Rétrospectivement, ce fut un tournant car il introduisit un nouveau modèle d`affaires à l`industrie. La grande circulation du soleil attira les annonceurs, et le chiffre d`affaires qui en résulta permit à Day de garder le prix du journal vers le bas et sa circulation. Au lieu de compter principalement sur la vente de copies, les journaux sont venus à dépendre principalement de la publicité. C`était une bonne affaire pour tous les intéressés: les lecteurs ont obtenu leurs nouvelles bon marché, les annonceurs pourraient atteindre un grand public facilement et les journaux pourraient se permettre d`employer des journalistes professionnels au lieu de compter sur les amateurs. Une variété d`autres modèles sont également essayés. En Slovaquie, par exemple, plusieurs journaux et magazines viennent de commencer à utiliser un système de paiement partagé qui fonctionne au niveau national. Payer €2,90 ($4,10) sur l`un des sites participants déverrouille le contenu et les fonctionnalités Premium sur tous les sites pendant un mois. Le régime s`est avéré plus populaire que prévu. Tomas Bella de piano, la société exploitant le système, dit que cela suggère que les lecteurs paieront pour le contenu, “mais seulement quand il est assez commode”. Le modèle de piano pourrait fonctionner dans 10-15 autres marchés européens où les barrières linguistiques protègent les fournisseurs de contenu contre la concurrence étrangère directe, pense M. Bella.

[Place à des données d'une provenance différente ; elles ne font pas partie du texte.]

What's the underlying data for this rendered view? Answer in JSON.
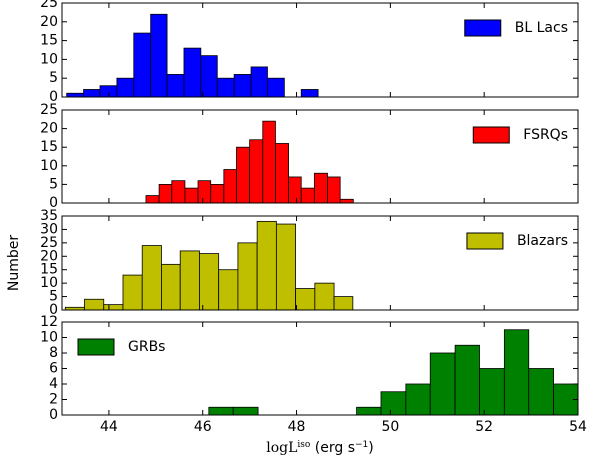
{
  "chart_data": [
    {
      "type": "histogram",
      "bins": [
        43.1,
        43.46,
        43.81,
        44.17,
        44.53,
        44.89,
        45.24,
        45.6,
        45.96,
        46.31,
        46.67,
        47.03,
        47.38,
        47.74,
        48.1,
        48.46
      ],
      "series": [
        {
          "name": "BL Lacs",
          "color": "#0000ff",
          "values": [
            1,
            2,
            3,
            5,
            17,
            22,
            6,
            13,
            11,
            5,
            6,
            8,
            5,
            0,
            2
          ]
        }
      ],
      "xlim": [
        43,
        54
      ],
      "xticks": [
        44,
        46,
        48,
        50,
        52,
        54
      ],
      "ylim": [
        0,
        25
      ],
      "yticks": [
        0,
        5,
        10,
        15,
        20,
        25
      ],
      "legend": "upper right"
    },
    {
      "type": "histogram",
      "bins": [
        44.79,
        45.07,
        45.34,
        45.62,
        45.9,
        46.17,
        46.45,
        46.72,
        47,
        47.28,
        47.55,
        47.83,
        48.1,
        48.38,
        48.66,
        48.93,
        49.21
      ],
      "series": [
        {
          "name": "FSRQs",
          "color": "#ff0000",
          "values": [
            2,
            5,
            6,
            4,
            6,
            5,
            9,
            15,
            17,
            22,
            16,
            7,
            4,
            8,
            7,
            1
          ]
        }
      ],
      "xlim": [
        43,
        54
      ],
      "xticks": [
        44,
        46,
        48,
        50,
        52,
        54
      ],
      "ylim": [
        0,
        25
      ],
      "yticks": [
        0,
        5,
        10,
        15,
        20,
        25
      ],
      "legend": "upper right"
    },
    {
      "type": "histogram",
      "bins": [
        43.07,
        43.48,
        43.89,
        44.3,
        44.71,
        45.12,
        45.52,
        45.93,
        46.34,
        46.75,
        47.16,
        47.57,
        47.98,
        48.39,
        48.8,
        49.2
      ],
      "series": [
        {
          "name": "Blazars",
          "color": "#bfbf00",
          "values": [
            1,
            4,
            2,
            13,
            24,
            17,
            22,
            21,
            15,
            25,
            33,
            32,
            8,
            10,
            5
          ]
        }
      ],
      "xlim": [
        43,
        54
      ],
      "xticks": [
        44,
        46,
        48,
        50,
        52,
        54
      ],
      "ylim": [
        0,
        35
      ],
      "yticks": [
        0,
        5,
        10,
        15,
        20,
        25,
        30,
        35
      ],
      "legend": "upper right",
      "ylabel": "Number"
    },
    {
      "type": "histogram",
      "bins": [
        46.13,
        46.65,
        47.18,
        47.7,
        48.23,
        48.75,
        49.28,
        49.8,
        50.33,
        50.85,
        51.38,
        51.9,
        52.43,
        52.95,
        53.48,
        54.0
      ],
      "series": [
        {
          "name": "GRBs",
          "color": "#008000",
          "values": [
            1,
            1,
            0,
            0,
            0,
            0,
            1,
            3,
            4,
            8,
            9,
            6,
            11,
            6,
            4
          ]
        }
      ],
      "xlim": [
        43,
        54
      ],
      "xticks": [
        44,
        46,
        48,
        50,
        52,
        54
      ],
      "ylim": [
        0,
        12
      ],
      "yticks": [
        0,
        2,
        4,
        6,
        8,
        10,
        12
      ],
      "legend": "upper left",
      "xlabel": [
        "logL",
        "iso",
        " (erg s",
        "−1",
        ")"
      ]
    }
  ]
}
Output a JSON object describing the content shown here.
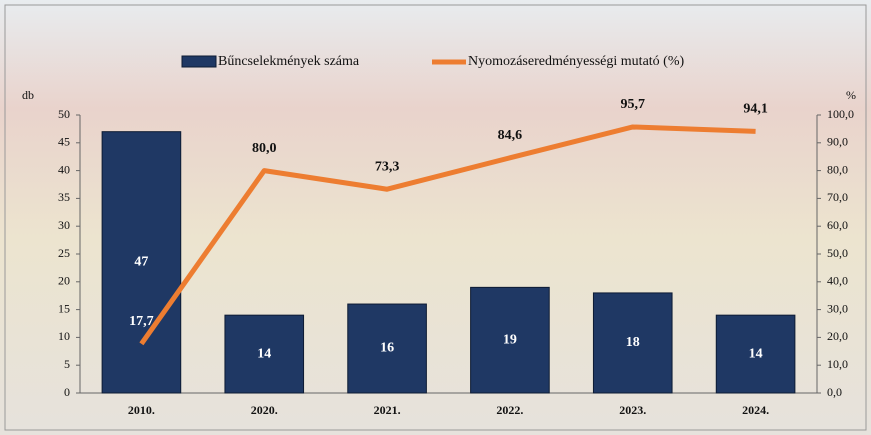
{
  "chart_data": {
    "type": "bar_line",
    "categories": [
      "2010.",
      "2020.",
      "2021.",
      "2022.",
      "2023.",
      "2024."
    ],
    "series": [
      {
        "name": "Bűncselekmények száma",
        "color": "#1f3864",
        "type": "bar",
        "values": [
          47,
          14,
          16,
          19,
          18,
          14
        ]
      },
      {
        "name": "Nyomozáseredményességi mutató (%)",
        "color": "#ed7d31",
        "type": "line",
        "axis": "y2",
        "values": [
          17.7,
          80.0,
          73.3,
          84.6,
          95.7,
          94.1
        ],
        "value_labels": [
          "17,7",
          "80,0",
          "73,3",
          "84,6",
          "95,7",
          "94,1"
        ]
      }
    ],
    "y_label": "db",
    "y2_label": "%",
    "ylim": [
      0,
      50
    ],
    "yticks": [
      0,
      5,
      10,
      15,
      20,
      25,
      30,
      35,
      40,
      45,
      50
    ],
    "y2lim": [
      0,
      100
    ],
    "y2ticks": [
      {
        "value": 0,
        "label": "0,0"
      },
      {
        "value": 10,
        "label": "10,0"
      },
      {
        "value": 20,
        "label": "20,0"
      },
      {
        "value": 30,
        "label": "30,0"
      },
      {
        "value": 40,
        "label": "40,0"
      },
      {
        "value": 50,
        "label": "50,0"
      },
      {
        "value": 60,
        "label": "60,0"
      },
      {
        "value": 70,
        "label": "70,0"
      },
      {
        "value": 80,
        "label": "80,0"
      },
      {
        "value": 90,
        "label": "90,0"
      },
      {
        "value": 100,
        "label": "100,0"
      }
    ],
    "legend": "top"
  }
}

Comme nous attendons avec impatience d`enchérir au revoir à une autre année dans quelques semaines, il est difficile de ne pas regarder la course de cette année et le voyage devant nous à travers un prisme David vs Goliath. Et par «nous», je veux dire les médias locaux des Émirats Arabes Unis, y compris les journaux et les magazines, les plateformes de nouvelles en ligne, et les chaînes de télévision et de radio. Les revenus publicitaires traditionnels ont diminué progressivement au cours des dernières années et les revenus publicitaires numériques n`ont pas suffisamment augmenté en proportion, nous laissant à l`extrémité FAG de nos sangles proverbiales. Le «FAG» se rapporte manifestement à Facebook, Amazon et Google, les géants de la technologie blâmés pour avoir mangé le déjeuner des médias. En revanche, deux journaux britanniques, le Guardian et le Daily Mail, ont rendu leur contenu disponible gratuitement en ligne dans le but de se transformer en marques de nouvelles mondiales. Le site Web du mail a récemment dépassé le Huffington Post pour devenir le deuxième site de journaux le plus populaire au monde, selon comScore, une firme de notation Internet, et le Guardian est au numéro cinq. Les deux documents ajoutent du personnel en Amérique pour renforcer leur couverture et puiser dans un marché de la publicité en ligne beaucoup plus grand. Le Guardian, dont la société mère a perdu une estimation de £ 33m (51m $) dans l`année à mars, espère doubler ses revenus numériques à £ 91m par 2013.

Mais il est encore difficile de savoir si la publicité en ligne peut combler le fossé laissé par la baisse des revenus d`impression», explique Alan Rusbridger, rédacteur en chef du Guardian. Le modèle de paywall à accès tout-en-un favorisé par les journaux américains pose problème en Grande-Bretagne. La plupart des ventes sont par le biais de détaillants indépendants plutôt que des abonnements, de sorte que les papiers ne savent pas qui sont leurs lecteurs.